Though the travel to Ecuador was an adventure in itself, it was a pretty boring adventure compared to arriving in this South American country. The best part of Travel Day was meeting “Papa” Ron Cropper in the airport. He is a high-energy dynamo of laughter and joy, talking with everyone around him. We have a lot in common with him, as he just turned 65 and is also spending a month in Ecuador to see if he might like to retire here one day. We will meet up with him again later in our journey.
We landed in the southern hemisphere in Quito, the capital city. It was 2 am, so we saw nothing of the countryside from the plane or the ground.
Our friend sent her favorite driver to pick us up and drive us to her town of Cotacachi. Non-Ecuadorians don’t often drive their own cars, as the driving methods of Ecuadorians are pretty wild and unrestrained. That left us able to watch the landscape outside the car windows as Patricio drives us for an hour and a half. He is a friendly man who gave us a good tour guide performance on the way. He pointed out when we crossed back over the equator into the northern hemisphere, and pointed out various volcanoes and rose farms and mountains and valleys and rivers. The landscape reminds me of Colorado, Arizona, New Mexico and southern California all rolled together. Much is unique to Ecuador though.

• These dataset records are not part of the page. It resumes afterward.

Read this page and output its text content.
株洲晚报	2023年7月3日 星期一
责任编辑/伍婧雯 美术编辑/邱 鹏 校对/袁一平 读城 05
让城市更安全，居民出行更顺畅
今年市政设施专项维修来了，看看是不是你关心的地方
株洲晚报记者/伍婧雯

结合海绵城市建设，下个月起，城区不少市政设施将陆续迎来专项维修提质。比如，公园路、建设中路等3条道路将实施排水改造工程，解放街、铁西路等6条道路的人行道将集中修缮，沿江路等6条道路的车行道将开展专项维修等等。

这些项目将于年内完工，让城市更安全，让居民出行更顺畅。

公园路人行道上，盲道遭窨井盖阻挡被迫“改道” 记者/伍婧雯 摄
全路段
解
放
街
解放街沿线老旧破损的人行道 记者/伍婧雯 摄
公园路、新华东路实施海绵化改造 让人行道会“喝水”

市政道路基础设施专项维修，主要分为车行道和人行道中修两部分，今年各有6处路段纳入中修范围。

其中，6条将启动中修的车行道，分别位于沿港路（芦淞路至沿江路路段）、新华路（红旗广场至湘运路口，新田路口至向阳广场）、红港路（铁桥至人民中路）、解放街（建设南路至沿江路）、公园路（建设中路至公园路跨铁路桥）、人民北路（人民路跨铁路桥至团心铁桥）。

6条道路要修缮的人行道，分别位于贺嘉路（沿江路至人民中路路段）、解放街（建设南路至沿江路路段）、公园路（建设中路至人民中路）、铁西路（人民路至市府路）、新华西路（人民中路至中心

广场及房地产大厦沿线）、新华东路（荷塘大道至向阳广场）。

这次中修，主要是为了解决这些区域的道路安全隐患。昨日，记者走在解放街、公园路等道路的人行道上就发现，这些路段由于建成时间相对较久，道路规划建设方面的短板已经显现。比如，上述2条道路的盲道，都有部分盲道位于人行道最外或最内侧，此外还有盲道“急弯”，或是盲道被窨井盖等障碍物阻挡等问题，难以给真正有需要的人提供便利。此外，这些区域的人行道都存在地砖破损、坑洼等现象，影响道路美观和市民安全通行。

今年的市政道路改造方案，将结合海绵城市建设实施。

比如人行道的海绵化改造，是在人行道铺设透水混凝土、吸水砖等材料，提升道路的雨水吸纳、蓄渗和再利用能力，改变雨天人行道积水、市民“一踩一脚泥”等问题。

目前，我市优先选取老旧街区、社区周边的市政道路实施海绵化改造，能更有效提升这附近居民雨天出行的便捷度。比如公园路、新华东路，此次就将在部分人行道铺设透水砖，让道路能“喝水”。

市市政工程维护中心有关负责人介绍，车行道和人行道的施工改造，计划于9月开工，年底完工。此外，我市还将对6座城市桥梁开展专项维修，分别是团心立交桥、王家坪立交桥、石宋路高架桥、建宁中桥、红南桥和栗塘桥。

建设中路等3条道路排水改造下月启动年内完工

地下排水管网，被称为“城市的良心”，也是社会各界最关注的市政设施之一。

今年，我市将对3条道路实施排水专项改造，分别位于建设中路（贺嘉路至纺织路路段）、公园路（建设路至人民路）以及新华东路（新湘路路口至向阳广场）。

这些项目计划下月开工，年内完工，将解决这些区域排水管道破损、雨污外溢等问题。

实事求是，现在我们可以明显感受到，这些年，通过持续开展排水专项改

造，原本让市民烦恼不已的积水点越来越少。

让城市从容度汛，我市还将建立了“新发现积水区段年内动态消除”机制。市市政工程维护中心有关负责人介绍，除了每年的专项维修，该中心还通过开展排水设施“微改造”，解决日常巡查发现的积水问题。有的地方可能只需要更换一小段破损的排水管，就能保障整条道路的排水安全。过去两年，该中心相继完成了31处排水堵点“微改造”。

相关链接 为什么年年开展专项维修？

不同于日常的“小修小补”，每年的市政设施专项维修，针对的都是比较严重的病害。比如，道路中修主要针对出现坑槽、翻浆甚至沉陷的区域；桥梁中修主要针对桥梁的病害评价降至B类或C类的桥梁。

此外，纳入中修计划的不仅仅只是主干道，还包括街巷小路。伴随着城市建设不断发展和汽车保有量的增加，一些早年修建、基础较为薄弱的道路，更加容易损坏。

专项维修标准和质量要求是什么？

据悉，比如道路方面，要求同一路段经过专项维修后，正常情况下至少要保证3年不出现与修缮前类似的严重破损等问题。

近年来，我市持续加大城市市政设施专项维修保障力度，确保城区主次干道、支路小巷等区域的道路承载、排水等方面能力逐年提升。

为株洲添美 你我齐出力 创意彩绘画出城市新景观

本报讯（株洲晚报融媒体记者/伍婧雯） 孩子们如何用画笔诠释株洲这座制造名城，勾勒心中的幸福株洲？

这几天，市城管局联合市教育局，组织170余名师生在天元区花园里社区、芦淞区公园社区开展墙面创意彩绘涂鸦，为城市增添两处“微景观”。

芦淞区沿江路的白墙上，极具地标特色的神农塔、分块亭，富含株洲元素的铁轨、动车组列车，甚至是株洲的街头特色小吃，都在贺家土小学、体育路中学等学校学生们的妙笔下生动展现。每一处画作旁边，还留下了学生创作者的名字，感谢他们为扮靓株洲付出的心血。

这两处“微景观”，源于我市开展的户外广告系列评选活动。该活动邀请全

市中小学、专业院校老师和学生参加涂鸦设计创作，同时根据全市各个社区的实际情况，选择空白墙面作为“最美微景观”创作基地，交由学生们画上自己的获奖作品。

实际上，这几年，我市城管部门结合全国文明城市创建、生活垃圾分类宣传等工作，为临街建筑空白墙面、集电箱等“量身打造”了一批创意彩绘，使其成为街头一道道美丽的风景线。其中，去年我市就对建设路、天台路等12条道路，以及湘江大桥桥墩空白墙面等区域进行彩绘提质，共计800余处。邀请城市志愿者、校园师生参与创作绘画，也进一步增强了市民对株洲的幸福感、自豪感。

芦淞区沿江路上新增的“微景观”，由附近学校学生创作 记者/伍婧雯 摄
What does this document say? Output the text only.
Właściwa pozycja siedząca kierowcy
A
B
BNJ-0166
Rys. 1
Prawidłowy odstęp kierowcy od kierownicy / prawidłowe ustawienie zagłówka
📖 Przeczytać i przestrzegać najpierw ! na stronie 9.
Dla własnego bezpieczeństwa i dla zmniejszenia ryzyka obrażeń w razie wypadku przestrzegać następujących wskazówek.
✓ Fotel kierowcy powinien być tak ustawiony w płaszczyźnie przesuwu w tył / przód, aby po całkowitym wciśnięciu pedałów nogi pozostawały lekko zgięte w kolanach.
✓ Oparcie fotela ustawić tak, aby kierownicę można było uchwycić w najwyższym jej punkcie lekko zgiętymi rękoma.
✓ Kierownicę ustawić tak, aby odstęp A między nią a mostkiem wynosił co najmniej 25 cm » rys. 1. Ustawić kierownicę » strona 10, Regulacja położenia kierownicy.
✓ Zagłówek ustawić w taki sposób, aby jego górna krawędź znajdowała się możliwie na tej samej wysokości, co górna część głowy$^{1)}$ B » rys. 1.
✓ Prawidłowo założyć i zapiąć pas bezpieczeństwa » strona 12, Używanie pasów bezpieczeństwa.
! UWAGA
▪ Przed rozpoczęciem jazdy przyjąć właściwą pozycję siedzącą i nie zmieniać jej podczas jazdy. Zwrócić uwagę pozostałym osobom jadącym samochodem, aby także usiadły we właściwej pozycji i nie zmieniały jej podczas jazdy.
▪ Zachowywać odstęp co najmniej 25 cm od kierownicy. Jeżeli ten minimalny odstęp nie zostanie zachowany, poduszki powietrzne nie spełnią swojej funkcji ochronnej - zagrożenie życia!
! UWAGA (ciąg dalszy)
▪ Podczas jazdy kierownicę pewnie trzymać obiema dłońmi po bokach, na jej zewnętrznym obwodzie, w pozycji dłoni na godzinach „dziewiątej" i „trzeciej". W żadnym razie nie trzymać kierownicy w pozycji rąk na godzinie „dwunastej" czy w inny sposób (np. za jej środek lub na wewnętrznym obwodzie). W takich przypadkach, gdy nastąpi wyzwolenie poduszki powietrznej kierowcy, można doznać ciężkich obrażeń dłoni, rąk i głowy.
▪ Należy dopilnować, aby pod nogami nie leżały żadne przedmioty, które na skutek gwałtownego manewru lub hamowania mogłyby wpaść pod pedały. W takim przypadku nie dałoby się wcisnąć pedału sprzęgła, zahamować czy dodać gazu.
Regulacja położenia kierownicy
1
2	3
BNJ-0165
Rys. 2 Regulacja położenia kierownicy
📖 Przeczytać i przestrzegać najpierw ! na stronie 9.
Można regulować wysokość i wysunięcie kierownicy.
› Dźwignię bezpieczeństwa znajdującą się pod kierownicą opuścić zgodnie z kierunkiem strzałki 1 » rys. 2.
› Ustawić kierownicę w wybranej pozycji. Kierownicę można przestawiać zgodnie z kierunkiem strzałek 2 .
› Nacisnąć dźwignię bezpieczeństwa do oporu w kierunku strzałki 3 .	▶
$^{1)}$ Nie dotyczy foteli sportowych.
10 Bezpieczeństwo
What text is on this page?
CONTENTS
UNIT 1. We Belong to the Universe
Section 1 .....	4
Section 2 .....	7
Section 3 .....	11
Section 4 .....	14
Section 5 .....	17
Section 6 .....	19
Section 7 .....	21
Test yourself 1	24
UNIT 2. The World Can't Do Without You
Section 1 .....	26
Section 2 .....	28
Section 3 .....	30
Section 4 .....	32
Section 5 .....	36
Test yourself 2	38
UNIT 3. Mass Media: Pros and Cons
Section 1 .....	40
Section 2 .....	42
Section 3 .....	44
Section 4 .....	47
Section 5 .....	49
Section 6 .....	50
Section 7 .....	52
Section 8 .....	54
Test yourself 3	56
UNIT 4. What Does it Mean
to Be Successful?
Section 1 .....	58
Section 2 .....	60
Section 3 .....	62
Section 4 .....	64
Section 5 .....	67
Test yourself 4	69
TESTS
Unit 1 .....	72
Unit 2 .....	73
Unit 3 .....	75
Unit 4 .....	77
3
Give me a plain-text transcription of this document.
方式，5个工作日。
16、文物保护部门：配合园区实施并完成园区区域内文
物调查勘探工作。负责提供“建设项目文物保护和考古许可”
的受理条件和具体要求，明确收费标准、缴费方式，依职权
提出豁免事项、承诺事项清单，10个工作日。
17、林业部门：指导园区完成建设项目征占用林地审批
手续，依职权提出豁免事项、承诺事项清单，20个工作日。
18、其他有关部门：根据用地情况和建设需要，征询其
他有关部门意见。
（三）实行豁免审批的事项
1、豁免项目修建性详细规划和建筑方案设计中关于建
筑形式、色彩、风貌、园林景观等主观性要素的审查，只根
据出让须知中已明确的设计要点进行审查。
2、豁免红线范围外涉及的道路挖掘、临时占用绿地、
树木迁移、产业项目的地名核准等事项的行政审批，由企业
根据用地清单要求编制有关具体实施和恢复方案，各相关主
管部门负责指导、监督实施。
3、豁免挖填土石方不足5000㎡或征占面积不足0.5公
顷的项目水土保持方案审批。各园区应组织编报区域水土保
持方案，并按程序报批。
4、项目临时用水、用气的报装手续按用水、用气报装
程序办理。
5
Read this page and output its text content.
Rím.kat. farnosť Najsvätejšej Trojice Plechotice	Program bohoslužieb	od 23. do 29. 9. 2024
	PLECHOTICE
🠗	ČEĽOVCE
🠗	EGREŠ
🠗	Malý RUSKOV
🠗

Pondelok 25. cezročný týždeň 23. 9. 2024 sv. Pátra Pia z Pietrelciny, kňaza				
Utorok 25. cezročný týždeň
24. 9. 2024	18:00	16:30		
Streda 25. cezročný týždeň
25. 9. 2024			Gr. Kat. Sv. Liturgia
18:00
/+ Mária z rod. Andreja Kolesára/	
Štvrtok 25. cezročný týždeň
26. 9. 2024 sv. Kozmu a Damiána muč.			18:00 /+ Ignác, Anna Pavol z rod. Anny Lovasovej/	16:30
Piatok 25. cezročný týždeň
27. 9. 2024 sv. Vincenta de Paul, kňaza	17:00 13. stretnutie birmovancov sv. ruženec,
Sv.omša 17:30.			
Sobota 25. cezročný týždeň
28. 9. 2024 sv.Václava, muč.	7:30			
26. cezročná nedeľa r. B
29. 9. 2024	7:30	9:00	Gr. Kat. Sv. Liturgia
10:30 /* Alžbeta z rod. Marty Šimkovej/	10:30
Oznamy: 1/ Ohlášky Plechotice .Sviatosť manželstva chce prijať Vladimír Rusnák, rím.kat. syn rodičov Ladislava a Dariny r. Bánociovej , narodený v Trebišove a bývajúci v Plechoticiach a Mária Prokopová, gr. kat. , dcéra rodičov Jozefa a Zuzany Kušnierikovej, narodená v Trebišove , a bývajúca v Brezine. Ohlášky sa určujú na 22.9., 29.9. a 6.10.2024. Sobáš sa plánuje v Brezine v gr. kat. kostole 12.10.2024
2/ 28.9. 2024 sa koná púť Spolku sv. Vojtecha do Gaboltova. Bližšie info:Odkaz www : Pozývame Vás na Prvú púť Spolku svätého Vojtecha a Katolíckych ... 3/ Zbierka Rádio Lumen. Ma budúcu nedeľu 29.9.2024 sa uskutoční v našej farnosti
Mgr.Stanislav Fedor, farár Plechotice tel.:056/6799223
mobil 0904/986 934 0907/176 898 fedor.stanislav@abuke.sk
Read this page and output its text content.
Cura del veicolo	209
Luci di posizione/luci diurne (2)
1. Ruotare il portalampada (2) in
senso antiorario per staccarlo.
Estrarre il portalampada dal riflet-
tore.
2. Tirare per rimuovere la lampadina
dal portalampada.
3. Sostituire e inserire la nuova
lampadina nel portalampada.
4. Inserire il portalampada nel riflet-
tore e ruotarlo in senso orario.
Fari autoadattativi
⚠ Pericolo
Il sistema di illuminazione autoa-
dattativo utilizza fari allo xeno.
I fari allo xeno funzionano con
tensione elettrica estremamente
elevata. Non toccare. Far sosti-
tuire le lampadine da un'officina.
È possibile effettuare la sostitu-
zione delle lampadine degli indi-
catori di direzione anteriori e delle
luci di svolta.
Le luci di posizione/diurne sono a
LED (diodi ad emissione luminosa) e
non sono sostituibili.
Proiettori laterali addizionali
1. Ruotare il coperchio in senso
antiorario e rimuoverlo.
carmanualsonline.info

The last leg of the long drive took us past the gigantic volcanic peak called Imbabura. He is considered the father volcano, married to Cotacachi, which is a nearby even-more-gigantic volcanic peak considered to be the mother volcano. Interesting the cultures who live on the slopes of massive volcano consider them to be alive. As we drove for 20 minutes around the bottom of Imbabura, I was powerfully affected by his presence. Inexplicably, I found myself with tears running down my face every time I looked at it. Something beyond the surface was emanating from that volcano. That evening, as we rested in our friend’s yard, I stared at Cotacachi, the mother. Again, I was deeply affected emotionally just by looking at her. All night I felt the presence of Cotacachi in my sleep, and whenever I rose to the surface of wakefulness. I could feel myself being “fed” somehow, by the mountain. I have no context for really understanding what this phenomenon is, but the effect of this kind of volcano is profound.
There are two primary cultures co-existing here: the indigenous Quechua Indians, and the descendants of the Spanish conquistadors. Then there is the fast-growing expat community of people from various countries who want to live in this temperate, low-cost region. The expats tend to live in communities separate from the locals so that they can have the luxuries they are used to, but some do like to mix in with the rest of the (much poorer) community.
My impression of the people so far is that most are friendly, welcoming, full of laughter, and close-knit with their families and neighbors.
The town of Cotacachi is smaller than the cities. Its a nice mid-sized town with interesting architecture and few building codes. An interesting note is that people don’t have to pay tax on a building they are constructing until its finished. Therefore a lot of people leave some portion of their building visibly unfinished, so they can live there without paying property tax. See photo of one example.
Yesterday I sat in a broad avocado tree, staring up at the forming avocados and listening to the birds. Then I sat in a swing and watched clouds swirl around the peak of the volcano. The whole atmosphere here is so peaceful I feel my muscles gradually rippling into relaxation. From the moment we woke up the first morning, Gary and I both felt the distinct lack of buzzing energy that we feel in the U.S. We compare it to how Christmas morning always feels in our neighborhoods… quiet, still, restful. You can tell nobody is out doing much on Christmas morning. It’s the same way here. Some kind of buzzing frenetic energy is missing.
Our first day and a half has been spent drinking local coca tea to prevent altitude sickness (we are at 8,500’ in altitude) and relaxing. More active adventures are coming soon.